白團目光躲閃,像是不想多說,宋汐卻不想揭過,又催促了一聲。
白團懊惱地瞪了她一眼,終究扁嘴着道:“因爲能幫助他的那個人是銀牙,我哥那麽讨厭他,怎麽可能去求他幫忙。”
宋汐皺眉道:“生死攸關,有求于人又怎麽了?何況銀牙對你哥有幾分真心,如今他有難,隻要你哥放下架子,他未必不會相幫。”

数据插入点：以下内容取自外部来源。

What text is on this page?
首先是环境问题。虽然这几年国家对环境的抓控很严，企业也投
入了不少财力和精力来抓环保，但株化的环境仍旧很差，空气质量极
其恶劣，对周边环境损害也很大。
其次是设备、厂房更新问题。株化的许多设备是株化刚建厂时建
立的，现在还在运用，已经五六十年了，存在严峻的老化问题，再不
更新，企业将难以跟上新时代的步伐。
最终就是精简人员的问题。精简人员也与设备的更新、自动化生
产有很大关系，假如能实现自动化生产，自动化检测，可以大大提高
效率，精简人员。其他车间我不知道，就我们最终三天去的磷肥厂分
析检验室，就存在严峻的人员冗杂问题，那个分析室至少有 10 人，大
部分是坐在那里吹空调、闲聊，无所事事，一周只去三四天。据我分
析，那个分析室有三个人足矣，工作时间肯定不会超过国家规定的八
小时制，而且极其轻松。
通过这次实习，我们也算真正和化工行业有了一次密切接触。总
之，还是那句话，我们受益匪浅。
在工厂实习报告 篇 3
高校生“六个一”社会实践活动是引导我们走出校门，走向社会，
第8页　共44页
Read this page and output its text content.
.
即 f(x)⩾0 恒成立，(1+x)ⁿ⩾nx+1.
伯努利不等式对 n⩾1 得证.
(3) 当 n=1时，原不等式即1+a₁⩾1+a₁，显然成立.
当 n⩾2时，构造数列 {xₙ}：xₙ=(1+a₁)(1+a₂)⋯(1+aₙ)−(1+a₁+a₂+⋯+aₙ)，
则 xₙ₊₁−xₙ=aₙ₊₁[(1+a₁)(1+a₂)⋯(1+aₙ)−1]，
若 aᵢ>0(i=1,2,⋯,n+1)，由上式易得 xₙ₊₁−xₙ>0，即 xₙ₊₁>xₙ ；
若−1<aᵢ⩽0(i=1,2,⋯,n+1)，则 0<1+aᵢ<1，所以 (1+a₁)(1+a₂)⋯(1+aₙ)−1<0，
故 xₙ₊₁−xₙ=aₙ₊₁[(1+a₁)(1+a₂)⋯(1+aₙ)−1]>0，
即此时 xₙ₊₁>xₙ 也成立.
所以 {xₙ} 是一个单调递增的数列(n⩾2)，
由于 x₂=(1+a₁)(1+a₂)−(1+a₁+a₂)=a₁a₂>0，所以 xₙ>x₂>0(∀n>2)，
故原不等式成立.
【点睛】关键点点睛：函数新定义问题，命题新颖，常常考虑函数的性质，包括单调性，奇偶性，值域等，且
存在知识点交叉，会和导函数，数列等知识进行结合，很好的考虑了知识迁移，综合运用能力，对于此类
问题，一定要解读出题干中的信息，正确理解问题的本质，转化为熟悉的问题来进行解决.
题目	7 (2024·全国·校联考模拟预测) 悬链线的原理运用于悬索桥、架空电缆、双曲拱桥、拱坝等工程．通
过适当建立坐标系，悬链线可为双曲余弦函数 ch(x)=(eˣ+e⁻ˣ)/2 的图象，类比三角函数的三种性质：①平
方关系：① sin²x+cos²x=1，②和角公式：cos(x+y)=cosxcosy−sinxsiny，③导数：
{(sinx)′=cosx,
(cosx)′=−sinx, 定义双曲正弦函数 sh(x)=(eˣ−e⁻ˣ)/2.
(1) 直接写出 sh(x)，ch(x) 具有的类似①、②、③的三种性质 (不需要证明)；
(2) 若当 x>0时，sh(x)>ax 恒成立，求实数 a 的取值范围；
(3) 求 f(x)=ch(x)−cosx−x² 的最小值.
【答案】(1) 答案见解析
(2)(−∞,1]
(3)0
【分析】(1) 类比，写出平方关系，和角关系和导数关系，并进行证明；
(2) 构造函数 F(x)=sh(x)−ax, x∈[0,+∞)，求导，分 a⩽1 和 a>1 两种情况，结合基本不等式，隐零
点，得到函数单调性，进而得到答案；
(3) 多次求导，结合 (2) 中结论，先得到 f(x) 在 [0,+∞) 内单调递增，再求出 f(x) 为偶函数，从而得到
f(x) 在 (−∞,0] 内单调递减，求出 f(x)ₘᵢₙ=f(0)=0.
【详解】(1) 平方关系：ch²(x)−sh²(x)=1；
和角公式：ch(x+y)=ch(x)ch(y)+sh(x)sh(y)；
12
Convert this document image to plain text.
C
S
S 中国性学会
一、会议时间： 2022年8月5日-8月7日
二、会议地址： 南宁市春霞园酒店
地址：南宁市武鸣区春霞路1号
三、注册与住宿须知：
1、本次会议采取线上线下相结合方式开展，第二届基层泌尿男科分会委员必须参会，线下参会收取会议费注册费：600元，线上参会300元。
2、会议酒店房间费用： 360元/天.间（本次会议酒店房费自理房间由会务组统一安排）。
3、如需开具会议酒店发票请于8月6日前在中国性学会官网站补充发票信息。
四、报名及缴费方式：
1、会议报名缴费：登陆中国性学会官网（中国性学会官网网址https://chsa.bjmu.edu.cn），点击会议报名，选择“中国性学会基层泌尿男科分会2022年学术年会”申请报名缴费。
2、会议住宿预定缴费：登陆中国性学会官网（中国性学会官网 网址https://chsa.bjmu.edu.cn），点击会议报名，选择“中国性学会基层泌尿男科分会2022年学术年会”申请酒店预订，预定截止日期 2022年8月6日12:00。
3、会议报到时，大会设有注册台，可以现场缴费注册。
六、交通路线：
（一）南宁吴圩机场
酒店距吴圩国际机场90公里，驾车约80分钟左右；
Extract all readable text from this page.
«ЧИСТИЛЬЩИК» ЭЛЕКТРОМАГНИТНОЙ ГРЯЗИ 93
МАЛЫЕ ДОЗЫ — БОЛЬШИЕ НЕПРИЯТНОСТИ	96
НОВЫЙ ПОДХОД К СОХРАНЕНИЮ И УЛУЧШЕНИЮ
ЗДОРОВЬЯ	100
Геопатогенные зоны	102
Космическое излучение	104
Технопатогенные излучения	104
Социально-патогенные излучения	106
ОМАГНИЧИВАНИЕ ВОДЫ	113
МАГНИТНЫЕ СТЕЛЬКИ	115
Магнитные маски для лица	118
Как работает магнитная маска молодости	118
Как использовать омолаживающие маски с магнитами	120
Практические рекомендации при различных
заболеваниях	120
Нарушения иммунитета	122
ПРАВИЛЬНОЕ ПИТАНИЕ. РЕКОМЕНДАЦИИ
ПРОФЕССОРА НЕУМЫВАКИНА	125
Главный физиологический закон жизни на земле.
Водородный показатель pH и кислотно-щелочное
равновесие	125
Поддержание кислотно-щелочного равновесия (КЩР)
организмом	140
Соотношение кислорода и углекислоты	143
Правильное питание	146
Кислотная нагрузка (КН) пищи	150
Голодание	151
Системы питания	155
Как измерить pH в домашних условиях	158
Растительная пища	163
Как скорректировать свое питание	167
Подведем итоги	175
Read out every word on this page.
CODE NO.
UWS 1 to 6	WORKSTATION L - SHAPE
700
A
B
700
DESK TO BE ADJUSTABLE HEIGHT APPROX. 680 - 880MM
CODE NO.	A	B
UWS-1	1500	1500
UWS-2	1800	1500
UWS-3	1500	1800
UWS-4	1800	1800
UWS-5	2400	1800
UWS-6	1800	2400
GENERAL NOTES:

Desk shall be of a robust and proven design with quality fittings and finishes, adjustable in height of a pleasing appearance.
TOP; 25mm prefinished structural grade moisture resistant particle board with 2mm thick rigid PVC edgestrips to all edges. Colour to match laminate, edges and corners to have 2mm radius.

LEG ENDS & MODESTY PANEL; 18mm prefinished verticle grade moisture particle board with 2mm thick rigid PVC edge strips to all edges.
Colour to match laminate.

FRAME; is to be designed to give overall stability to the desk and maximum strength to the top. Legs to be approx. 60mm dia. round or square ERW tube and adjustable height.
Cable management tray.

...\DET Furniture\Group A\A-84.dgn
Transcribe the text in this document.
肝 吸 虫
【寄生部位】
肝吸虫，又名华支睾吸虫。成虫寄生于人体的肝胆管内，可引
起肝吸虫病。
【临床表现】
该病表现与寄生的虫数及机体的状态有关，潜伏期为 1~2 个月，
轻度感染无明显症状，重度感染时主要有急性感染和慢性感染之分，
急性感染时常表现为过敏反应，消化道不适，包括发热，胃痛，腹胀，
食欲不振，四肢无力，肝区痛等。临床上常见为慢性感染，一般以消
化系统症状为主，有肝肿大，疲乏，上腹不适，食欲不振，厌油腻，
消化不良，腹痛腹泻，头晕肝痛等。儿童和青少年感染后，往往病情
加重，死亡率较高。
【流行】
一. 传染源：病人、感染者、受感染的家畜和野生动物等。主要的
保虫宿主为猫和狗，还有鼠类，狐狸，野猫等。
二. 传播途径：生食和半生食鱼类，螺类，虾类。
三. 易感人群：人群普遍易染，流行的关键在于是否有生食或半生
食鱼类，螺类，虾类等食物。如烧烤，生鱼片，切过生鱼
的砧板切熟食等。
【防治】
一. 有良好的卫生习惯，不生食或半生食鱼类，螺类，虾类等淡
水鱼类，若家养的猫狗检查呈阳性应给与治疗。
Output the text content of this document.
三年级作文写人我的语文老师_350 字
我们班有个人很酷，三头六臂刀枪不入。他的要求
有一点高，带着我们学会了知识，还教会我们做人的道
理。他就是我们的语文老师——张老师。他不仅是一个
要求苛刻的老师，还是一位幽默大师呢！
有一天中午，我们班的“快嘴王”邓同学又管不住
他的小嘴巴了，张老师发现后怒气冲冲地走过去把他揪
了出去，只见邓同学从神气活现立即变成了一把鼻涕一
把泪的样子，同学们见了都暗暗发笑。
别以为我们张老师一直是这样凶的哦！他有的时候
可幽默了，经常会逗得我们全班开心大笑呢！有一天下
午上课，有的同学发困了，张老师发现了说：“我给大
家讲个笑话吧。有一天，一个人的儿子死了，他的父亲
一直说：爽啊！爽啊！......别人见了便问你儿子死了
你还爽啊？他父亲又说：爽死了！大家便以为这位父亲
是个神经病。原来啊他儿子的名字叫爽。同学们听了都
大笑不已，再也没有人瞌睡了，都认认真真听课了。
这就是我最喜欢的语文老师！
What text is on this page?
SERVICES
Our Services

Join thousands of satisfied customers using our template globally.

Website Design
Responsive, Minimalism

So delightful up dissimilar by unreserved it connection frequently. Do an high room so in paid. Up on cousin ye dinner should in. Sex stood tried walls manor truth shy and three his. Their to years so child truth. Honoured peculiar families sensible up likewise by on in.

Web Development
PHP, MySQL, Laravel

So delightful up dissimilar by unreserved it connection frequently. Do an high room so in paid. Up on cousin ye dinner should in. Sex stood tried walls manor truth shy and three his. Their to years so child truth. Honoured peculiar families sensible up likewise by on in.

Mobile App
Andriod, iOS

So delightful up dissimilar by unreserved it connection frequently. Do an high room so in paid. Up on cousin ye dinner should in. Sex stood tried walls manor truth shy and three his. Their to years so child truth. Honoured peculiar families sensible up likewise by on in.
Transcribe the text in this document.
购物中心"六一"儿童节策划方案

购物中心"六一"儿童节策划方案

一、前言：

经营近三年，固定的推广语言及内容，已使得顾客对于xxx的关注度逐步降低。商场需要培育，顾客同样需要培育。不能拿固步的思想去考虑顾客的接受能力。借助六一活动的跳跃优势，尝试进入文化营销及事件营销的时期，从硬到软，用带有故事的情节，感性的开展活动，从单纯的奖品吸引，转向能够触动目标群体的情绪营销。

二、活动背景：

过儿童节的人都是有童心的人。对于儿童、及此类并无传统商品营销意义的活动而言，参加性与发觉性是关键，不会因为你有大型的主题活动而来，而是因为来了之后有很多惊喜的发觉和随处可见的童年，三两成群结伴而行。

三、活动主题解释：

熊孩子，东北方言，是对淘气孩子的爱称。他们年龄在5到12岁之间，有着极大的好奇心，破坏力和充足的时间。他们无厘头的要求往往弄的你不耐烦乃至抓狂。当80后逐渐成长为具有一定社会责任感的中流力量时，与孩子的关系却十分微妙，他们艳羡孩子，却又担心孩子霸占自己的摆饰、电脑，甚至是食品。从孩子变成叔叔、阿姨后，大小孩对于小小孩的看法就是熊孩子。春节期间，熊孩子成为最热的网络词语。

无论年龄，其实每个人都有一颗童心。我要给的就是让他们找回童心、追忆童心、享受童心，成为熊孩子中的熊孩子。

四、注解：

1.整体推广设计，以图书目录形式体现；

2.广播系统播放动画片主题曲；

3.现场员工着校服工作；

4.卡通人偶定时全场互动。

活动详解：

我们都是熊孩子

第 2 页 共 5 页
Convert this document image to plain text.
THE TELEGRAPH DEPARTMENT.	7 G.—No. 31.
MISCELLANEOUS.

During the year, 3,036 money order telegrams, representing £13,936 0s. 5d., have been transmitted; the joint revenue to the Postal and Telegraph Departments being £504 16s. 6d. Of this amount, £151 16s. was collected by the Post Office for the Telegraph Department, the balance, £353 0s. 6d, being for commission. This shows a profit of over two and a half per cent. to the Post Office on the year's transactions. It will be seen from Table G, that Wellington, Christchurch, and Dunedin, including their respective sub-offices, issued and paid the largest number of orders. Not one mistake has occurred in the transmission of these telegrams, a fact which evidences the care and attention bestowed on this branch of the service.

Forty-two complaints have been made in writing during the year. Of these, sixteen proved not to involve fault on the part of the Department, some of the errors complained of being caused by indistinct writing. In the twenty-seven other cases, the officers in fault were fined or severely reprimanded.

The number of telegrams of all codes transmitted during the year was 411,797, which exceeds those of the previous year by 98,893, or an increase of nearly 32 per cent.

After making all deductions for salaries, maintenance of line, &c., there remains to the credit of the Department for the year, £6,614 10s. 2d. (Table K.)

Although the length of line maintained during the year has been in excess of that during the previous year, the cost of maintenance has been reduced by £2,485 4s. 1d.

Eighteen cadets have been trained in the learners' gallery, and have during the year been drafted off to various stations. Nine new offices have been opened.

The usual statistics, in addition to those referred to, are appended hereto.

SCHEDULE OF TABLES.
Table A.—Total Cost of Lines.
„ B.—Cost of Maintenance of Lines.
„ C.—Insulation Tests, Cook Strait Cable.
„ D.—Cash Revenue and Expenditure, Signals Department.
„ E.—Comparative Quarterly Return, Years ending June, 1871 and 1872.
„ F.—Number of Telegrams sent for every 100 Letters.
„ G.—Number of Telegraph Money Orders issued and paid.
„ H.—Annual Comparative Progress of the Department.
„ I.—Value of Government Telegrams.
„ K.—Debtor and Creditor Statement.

“你不懂!”白團尖聲打斷,見宋汐詫異地看着他,他懊惱地在屋裏踱來踱去,忽然停了下來,目光幽幽地望住宋汐,“你知道爲什麽十方都沒有辦法,銀牙能幫助我哥嗎?”
那眼神,讓她心裏生出一股不太好的感覺。
她也曾暗地裏詢問十方,能否解除阿尋火入魔的困境,十方卻遺憾地搖頭,他對于妖精的修煉之法并不精通,動辄根本,他不敢亂來。就好比銀牙雖然妖力強大,同樣對于人類的咒術一籌莫展,無非各有所長罷了。
又言阿尋身上是咒術與魔性疊加,危害極大。咒術讓他受制于黑衣人,魔性則是讓他喪失神智的根本。當初那黑衣人下咒控制他,何嘗不是怕他瘋魔發作,反受其害。隻是那黑衣人的咒術蝕人神智,好達到控制人心的目的,時間日久,甚至會殃及神魂。阿尋就算解除咒術,神智受損,魔性趁機而入,隻會讓他陷得更深。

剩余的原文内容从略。